30日早朝、栃木県の小学校の近くで70代の男性がクマに襲われ、けがをしました。
また、秋田県では新幹線がクマと衝突して緊急停止するなど、各地でクマによる被害が相次いでいます。
暑さが本格化する7月を前に、全国各地でクマによる被害が急増しています。
30日午前5時過ぎ、栃木・那須塩原市で畑に作業をしに来ていた70代の男性がクマに襲われ顔にけがをし、病院に運ばれました。
現場は学校の近くで、6月に入ってからクマの目撃情報が多発。
近隣住民は6月だけで2度もクマを目撃したといいます。
近隣住民:
ぱっと見たらクマが歩いてくるからさ、(クマは)その周りの草の中に入って向こうに逃げた。それが16日。27日にごみ収集の網があるでしょ、そしたらかごから5メートルくらい下にいた、クマが。
市は猟友会や警察と協力し警戒に当たっていますが、クマはまだ見つかっていません。
一方、京都市でも29日にシカなどの捕獲に当たっていた猟友会の40代男性がクマに襲われました。
腕をかまれ、7針を縫うけがをしたといいます。
子供たちにも危険が迫っていました。
29日午前11時過ぎ、福島県の猪苗代町にある小学校にクマが出没。
児童たちは校舎に避難し、幸いにもけがはありませんでした。
クマの行方は分からず、学校では保護者に送迎を頼むなど安全確保の対応に追われました。
保護者:
ちょっとびっくり。この辺りに出るとは思わなくて。
こうした中、最近クマの目撃が多発しているのが秋田県です。
ここ3日間で約80件もの情報が寄せられ、20件以上が住宅街の広がる秋田市の市街地周辺に集中しています。
28日午後2時ごろ、市の中心部にある運動公園のグラウンドに現れたクマの映像を見ると、周りに住宅が広がる中、グラウンドの真ん中を堂々と歩いている姿が確認できます。

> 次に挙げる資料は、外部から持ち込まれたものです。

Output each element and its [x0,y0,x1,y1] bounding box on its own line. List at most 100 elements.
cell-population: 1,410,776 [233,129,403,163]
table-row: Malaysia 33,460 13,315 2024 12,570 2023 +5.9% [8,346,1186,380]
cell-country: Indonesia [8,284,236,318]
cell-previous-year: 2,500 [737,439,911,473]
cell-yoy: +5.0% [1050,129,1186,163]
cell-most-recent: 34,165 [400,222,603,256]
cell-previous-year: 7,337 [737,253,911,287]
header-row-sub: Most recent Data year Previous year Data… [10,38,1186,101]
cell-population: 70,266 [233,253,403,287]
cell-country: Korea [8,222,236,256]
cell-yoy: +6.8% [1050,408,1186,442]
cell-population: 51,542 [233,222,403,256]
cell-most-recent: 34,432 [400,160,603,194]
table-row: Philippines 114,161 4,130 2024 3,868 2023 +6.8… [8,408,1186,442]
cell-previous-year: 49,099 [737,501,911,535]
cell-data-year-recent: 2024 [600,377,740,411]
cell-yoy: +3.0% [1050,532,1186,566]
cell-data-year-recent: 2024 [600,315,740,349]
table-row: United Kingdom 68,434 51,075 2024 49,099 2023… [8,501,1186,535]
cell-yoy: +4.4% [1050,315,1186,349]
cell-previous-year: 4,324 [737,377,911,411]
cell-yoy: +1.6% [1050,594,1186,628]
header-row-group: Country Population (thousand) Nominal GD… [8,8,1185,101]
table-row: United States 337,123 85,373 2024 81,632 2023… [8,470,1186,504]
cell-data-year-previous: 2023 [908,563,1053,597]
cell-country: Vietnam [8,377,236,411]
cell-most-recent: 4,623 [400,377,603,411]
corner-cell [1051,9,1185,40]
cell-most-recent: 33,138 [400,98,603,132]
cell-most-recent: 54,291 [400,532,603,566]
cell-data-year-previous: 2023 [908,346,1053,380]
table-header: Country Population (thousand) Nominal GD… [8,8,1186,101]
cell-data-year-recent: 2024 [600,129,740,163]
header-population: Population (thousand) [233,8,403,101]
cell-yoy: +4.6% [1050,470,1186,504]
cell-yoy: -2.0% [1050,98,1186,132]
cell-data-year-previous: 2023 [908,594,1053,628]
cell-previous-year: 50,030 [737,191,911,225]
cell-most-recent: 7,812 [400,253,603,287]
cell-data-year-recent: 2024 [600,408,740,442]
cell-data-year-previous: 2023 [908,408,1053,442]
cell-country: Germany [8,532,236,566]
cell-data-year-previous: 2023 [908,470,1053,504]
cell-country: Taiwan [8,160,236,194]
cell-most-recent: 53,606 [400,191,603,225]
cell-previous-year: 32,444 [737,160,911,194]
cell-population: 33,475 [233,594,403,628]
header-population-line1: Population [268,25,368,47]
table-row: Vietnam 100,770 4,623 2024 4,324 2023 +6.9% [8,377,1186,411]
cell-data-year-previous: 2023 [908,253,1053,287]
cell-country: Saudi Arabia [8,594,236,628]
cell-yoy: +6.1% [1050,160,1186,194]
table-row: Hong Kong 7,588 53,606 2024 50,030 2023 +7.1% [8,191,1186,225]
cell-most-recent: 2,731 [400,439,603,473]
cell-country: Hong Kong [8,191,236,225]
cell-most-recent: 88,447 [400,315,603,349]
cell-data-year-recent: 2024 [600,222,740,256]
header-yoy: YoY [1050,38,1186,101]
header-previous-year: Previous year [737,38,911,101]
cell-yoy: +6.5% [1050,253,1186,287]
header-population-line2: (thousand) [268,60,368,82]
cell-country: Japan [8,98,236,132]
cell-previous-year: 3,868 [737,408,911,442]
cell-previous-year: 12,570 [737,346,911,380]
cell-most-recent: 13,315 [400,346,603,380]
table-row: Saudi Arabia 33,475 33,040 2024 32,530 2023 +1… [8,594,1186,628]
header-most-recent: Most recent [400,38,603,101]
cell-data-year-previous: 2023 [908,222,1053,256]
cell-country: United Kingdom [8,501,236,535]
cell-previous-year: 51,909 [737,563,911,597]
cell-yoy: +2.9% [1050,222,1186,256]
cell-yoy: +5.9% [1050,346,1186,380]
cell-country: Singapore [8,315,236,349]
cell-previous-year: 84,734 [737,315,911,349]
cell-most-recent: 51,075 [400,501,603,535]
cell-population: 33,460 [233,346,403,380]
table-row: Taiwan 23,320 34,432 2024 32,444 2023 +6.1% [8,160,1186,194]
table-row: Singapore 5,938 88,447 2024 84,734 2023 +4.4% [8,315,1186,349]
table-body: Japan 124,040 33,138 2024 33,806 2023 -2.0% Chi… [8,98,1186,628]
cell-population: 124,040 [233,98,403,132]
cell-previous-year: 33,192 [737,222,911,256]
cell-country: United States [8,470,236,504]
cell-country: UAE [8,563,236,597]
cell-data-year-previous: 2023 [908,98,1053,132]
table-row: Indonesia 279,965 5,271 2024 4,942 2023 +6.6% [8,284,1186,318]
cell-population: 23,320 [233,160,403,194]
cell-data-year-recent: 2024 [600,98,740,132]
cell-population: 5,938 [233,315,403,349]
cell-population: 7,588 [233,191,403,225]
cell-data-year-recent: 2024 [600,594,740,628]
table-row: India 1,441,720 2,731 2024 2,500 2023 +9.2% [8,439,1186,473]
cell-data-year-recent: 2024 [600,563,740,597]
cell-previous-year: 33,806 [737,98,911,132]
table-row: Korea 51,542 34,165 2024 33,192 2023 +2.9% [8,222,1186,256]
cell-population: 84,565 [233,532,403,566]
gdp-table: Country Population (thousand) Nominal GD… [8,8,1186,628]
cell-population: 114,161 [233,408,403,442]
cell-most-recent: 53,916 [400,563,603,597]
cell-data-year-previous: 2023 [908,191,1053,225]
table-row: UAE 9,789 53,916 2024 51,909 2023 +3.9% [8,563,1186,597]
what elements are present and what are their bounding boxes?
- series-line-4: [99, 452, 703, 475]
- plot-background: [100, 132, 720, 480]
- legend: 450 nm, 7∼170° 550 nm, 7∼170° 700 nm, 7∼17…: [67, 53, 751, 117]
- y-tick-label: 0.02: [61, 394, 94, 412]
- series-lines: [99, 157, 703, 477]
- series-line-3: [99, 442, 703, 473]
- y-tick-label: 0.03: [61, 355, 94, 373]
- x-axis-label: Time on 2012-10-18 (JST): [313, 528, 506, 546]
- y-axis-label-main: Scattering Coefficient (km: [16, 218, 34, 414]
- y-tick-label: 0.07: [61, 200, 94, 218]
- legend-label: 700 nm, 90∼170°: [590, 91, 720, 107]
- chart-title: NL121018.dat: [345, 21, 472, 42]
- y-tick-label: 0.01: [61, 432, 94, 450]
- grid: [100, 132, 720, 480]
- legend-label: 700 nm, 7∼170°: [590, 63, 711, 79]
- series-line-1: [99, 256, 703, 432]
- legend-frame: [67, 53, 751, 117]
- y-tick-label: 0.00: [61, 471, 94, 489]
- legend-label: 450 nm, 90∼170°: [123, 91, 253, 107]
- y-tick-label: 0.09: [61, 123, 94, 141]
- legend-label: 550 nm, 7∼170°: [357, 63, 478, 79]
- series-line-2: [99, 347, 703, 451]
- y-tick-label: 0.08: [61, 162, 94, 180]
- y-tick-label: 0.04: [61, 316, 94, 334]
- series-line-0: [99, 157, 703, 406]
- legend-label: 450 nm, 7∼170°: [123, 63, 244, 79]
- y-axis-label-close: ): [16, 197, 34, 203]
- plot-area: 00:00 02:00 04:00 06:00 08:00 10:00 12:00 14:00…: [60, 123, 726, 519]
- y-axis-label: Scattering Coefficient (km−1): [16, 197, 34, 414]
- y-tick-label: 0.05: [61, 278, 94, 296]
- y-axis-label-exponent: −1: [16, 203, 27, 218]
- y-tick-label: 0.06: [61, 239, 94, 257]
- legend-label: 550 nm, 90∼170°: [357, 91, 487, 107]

短時間での目撃が相次いでいることから、複数の個体が移動している可能性も考えられるといいます。
クマを目撃した住民:
犬を散歩させている男性がいて、クマがそれにびっくりして戻ってきた。隣の保育園の園庭から山の方に向かっていった。近場だったので怖かった。
また、30日早朝には秋田新幹線の上り列車がクマと衝突する事故も起きるなど、事態は深刻さを増しています。
なぜ出没が急増しているのか。
専門家は、この時期ならではの夏のクマの危険性を指摘します。
岩手大学・山内貴義准教授:
今ちょうど山菜を食べているが、だんだんそれも終わりに近づく。エサを一生懸命探すということと繁殖期が重なる。子グマが母親から離れる、いわゆる独り立ちをする時期にもなる。ひょんと街中に現れたりということも見られる。普段よりも人身被害が起きやすい状況。
8月にかけては山にあるエサがさらに不足し、人里への出没が増えていく恐れもあるといいます。
こうした中で、30日から環境省が東北地方の山を中心にカメラを設置し、開始するのがクマの個体数調査です。
担当者:
エサが入っていて、エサの匂いがここから出てくる。クマが匂いを嗅ぐのにこういう状態でクマが撮影される。
ツキノワグマの胸にある白い模様は、クマそれぞれで違います。
ハチミツとワインを混ぜたにおいの強いエサでクマをおびき寄せ、胸の模様を撮影することで頭数を推定できるといいます。
調査は6つの生息地を対象に、カメラを800カ所以上設置し9月下旬まで行われ、2026年度中にも結果を公表する予定だといいます。
ヒグマが生息する北海道・興部町では繁殖期ならではの行動が。
主にオスグマがメスグマに存在をアピールするための行動、背こすりをする様子が27日の夜、カメラに捉えられました。
しかも、高さ2メートルにまかれたテープを優に超える大きさです。
明日から7月を迎え、暑さも本格化する中、“夏のクマ”への警戒がより一層必要です。